Jim “Mac” McDonald of Clovis plays a round of golf almost daily. He’s 84. He says golf keeps him fit.
Twenty-three years ago, I wrote a column about his grandpa, Moses B. McDonald, the accepted leader at the little settlement at Plain, which is a few miles west of Grady.
Plain is where Mac McDonald was born in 1918 and where he was raised. Today there is nothing there except a cemetery. That is why Mac wrote his life history for his kids. He wanted to tell his kids and grandkids where he came from and how he was raised. His memories follow:
“My earliest recollection of being a part of this family of McDonalds was when I was 5 years old. I remember our pinto bean harvest. It was a good crop.
“After filling a bedroom full of beans on stalks, we left with the Davidson family early one morning in our wagons and these two pioneer families set out for a journey to Sudan, Texas, to pick cotton. It was to make some money for clothes and food for the winter. I remember the hot cakes off the open fire and playing around the camp while the older ones picked cotton. We got started back late in the season and it was snowing when we came by Clovis. Last few miles to Plain was by sled through the snow.

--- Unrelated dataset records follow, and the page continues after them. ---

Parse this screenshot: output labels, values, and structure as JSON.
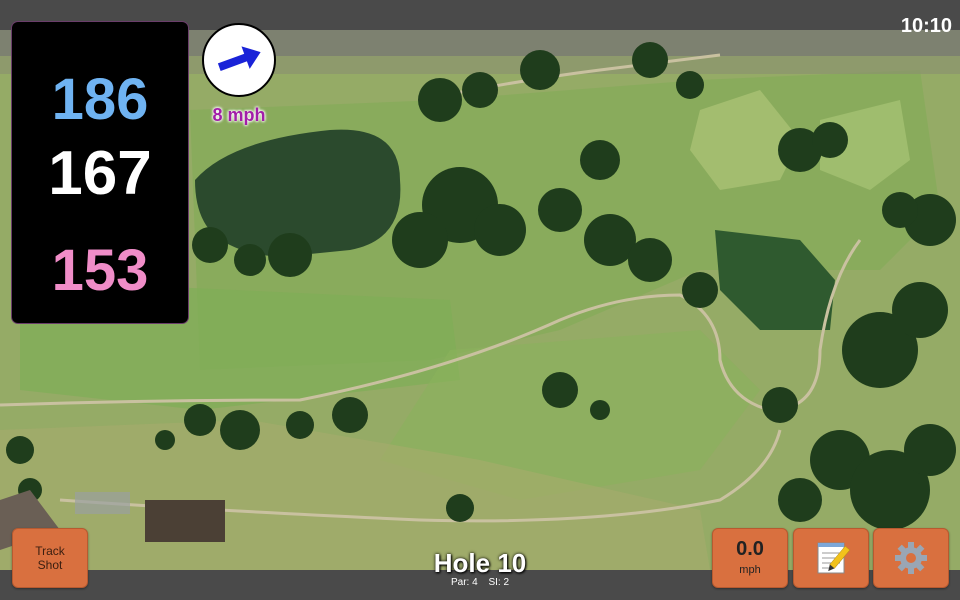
{
  "status": {
    "time": "10:10"
  },
  "yardages": {
    "back": "186",
    "middle": "167",
    "front": "153"
  },
  "wind": {
    "speed_label": "8 mph",
    "direction_deg": 20
  },
  "buttons": {
    "track_shot_line1": "Track",
    "track_shot_line2": "Shot",
    "speed_value": "0.0",
    "speed_unit": "mph"
  },
  "hole": {
    "title": "Hole 10",
    "par": "Par: 4",
    "si": "SI: 2"
  },
  "colors": {
    "back_yardage": "#6fb3f2",
    "middle_yardage": "#ffffff",
    "front_yardage": "#f08dc8",
    "button": "#d9703f",
    "wind_arrow": "#1a23d8",
    "wind_text": "#a21ea8"
  },
  "icons": {
    "notes": "notepad-icon",
    "settings": "gear-icon",
    "wind": "wind-arrow-icon"
  }
}
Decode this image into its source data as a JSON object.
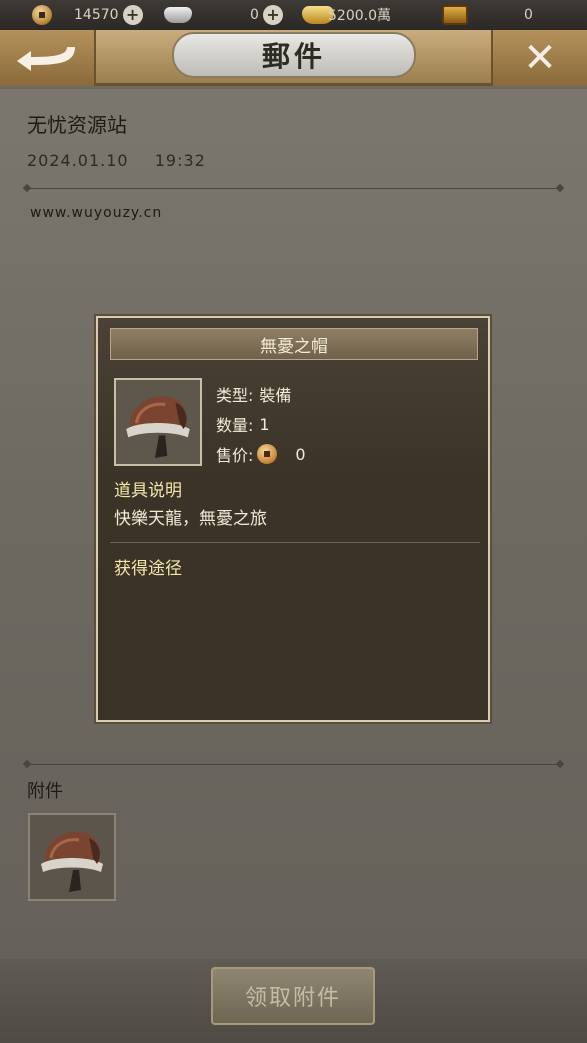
{
  "topbar": {
    "coins": "14570",
    "silver": "0",
    "gold": "5200.0萬",
    "chest": "0"
  },
  "header": {
    "title": "郵件"
  },
  "mail": {
    "sender": "无忧资源站",
    "date": "2024.01.10",
    "time": "19:32",
    "body": "www.wuyouzy.cn",
    "attachment_label": "附件",
    "claim_button": "领取附件"
  },
  "item_popup": {
    "name": "無憂之帽",
    "type_label": "类型:",
    "type_value": "裝備",
    "qty_label": "数量:",
    "qty_value": "1",
    "price_label": "售价:",
    "price_value": "0",
    "desc_heading": "道具说明",
    "desc_text": "快樂天龍，無憂之旅",
    "source_heading": "获得途径"
  },
  "icons": [
    "coin-icon",
    "silver-ingot-icon",
    "gold-ingot-icon",
    "treasure-chest-icon",
    "plus-icon",
    "back-arrow-icon",
    "close-icon",
    "hat-item-icon"
  ]
}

“My dad, Jimmy McDonald, deposited the money we had just made in the bank at Grady. I don’t recall it but later I was told the bank had gone belly-up that winter and of course Dad lost our hard-earned money.

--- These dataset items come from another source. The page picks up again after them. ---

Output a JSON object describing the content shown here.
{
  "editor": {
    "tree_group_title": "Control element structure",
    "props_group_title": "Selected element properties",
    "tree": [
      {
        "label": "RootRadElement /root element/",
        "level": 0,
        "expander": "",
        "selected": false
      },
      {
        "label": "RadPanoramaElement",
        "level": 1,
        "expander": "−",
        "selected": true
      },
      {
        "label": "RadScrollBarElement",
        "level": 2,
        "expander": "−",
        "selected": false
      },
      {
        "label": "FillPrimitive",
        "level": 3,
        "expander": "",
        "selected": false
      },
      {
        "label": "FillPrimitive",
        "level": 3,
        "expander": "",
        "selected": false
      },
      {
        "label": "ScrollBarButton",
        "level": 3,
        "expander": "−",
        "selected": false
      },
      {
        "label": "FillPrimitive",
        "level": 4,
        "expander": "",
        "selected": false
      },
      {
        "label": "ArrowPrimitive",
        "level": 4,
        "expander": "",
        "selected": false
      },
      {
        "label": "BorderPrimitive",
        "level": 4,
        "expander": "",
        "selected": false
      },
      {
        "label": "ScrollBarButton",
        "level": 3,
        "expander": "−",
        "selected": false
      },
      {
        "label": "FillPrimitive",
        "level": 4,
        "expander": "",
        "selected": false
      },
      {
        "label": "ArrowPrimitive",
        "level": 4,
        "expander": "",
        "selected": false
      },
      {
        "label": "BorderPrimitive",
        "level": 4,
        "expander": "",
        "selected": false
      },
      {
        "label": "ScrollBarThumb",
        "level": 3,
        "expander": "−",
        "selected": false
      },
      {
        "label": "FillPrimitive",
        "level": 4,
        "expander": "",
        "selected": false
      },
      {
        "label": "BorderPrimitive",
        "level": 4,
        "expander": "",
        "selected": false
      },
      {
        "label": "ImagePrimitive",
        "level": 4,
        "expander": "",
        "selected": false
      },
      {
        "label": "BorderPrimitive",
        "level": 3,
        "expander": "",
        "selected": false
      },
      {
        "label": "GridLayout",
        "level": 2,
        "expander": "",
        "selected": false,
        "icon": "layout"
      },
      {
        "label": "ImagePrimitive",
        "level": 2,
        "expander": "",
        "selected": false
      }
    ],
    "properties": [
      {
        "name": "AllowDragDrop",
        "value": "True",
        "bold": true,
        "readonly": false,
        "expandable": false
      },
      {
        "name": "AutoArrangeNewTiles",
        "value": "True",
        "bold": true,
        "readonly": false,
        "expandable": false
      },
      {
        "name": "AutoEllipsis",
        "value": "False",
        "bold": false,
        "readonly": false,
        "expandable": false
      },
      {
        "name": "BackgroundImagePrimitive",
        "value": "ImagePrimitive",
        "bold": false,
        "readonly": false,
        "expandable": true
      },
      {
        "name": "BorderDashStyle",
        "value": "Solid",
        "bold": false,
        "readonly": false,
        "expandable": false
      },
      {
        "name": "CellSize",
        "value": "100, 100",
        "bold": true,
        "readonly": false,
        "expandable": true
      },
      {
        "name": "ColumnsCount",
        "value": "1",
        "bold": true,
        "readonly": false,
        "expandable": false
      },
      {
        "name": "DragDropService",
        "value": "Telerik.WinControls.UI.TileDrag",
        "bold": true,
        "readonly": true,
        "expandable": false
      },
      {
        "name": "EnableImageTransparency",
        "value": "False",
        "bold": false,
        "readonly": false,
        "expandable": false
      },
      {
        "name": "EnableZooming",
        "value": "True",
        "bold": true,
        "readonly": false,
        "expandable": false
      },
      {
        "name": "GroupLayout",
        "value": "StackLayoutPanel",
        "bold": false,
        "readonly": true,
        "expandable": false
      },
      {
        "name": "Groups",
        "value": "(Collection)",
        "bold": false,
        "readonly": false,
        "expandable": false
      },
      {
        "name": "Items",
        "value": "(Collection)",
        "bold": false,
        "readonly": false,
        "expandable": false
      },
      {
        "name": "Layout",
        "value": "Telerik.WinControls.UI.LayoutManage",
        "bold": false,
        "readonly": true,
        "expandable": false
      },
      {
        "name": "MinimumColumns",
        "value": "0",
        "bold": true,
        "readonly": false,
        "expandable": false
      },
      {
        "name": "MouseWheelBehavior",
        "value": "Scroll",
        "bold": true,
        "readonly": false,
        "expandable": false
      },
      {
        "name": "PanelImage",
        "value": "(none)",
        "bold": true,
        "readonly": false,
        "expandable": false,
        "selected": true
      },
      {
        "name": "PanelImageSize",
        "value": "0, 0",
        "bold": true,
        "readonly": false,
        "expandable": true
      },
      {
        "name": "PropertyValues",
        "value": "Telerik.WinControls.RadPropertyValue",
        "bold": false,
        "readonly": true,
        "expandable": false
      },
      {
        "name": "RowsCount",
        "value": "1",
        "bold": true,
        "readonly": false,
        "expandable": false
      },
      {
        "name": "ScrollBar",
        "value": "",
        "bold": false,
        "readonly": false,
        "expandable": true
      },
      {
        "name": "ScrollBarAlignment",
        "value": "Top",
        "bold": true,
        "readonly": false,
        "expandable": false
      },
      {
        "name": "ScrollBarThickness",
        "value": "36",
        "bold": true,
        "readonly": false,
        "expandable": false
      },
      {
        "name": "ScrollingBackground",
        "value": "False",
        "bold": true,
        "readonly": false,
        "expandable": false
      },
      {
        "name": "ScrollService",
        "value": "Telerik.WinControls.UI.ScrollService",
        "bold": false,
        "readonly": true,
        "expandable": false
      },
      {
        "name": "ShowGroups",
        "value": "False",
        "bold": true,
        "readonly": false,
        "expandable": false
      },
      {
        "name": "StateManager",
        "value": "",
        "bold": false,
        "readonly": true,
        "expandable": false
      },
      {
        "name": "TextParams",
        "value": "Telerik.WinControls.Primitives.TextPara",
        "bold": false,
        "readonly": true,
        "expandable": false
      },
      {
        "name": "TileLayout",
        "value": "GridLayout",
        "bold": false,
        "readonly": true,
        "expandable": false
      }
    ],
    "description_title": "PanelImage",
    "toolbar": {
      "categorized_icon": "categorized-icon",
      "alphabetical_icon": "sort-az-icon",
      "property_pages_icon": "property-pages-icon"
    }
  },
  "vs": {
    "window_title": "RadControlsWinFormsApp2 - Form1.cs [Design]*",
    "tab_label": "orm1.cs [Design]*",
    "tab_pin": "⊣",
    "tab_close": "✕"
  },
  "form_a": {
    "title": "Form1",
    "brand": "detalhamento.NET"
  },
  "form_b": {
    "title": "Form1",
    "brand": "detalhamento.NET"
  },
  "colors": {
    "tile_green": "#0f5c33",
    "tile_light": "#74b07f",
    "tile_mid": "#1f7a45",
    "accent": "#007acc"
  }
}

“My childhood was normal for those times. We didn’t have any money, but always seemed to have some kind of food. My Mama could make a good meal out of nothing.
“My first two years of school at Plain we lived 2 1/2 miles to the east and us kids had to walk to school. Then we walked home even in the snow. Plain then had a store, a one-room schoolhouse and a Masonic lodge building. The bottom floor served as church and all community activities.
“All the McDonald clan were Masons. Religion was a very important element in my bringing up, yet I was notorious for being pretty mischievous at school. By now, Plain, Forrest, and Jordan had consolidated at Forest. I remember Mama driving an old Model T with a small bed on it for the kids to ride on. One time she ran off the road and fell into a cattle guard. The larger kids just lifted it out.
“Like I said, I was pretty mischievous. Being smaller than most, I was usually picking on the girls. They would report me and I was sent to the ‘office’ and got a licking. I was used to that but when I got home one of my two sisters, Ora or Cora, would blab out: ‘Woodrow (that’s me!) got a whipping today!’
“I managed to graduate and my family moved to Portales so the girls and I could go to college. The college didn’t do much for me. I took different jobs during the Depression, even picking cotton, but our family got by. As World War II was approaching I got hired as a fireman on the Santa Fe. My work on the railroad was from Roswell to Pecos, Texas.
“I met the most beautiful girl I had even seen in the Busy Bee Cafe in Roswell. It developed into a full-blown romance and we were married April 11, 1942. The honeymoon lasted three months as I got drafted in the Army.
“After basic training they assigned me to Camp Reid here in Clovis were the railroad was teaching soldiers how to run trains, and build tracks, etc. for when we went overseas to war and operated those railroads over there. I returned from the war and found I had accumulated a lot of seniority on the railroad while away in the service. When I was 62, a train wreck about 10 miles west of Vaughn caused me to quit the railroad. Two friends of mine were killed in that wreck and I thought I had better quit or the next one might be me.
“My retirement has gone real well. I even get to write a letter once in a while to this newspaper and express my opinion on different subjects. Our own kids are Jim Jr., Pat, and Sue. My grandkids called me ‘Poppy,’ ‘Pepa’ or ‘Mac’ and I love them all. Maybe they will learn something from their old grandpa.”

Don McAlavy is Curry County’s historian.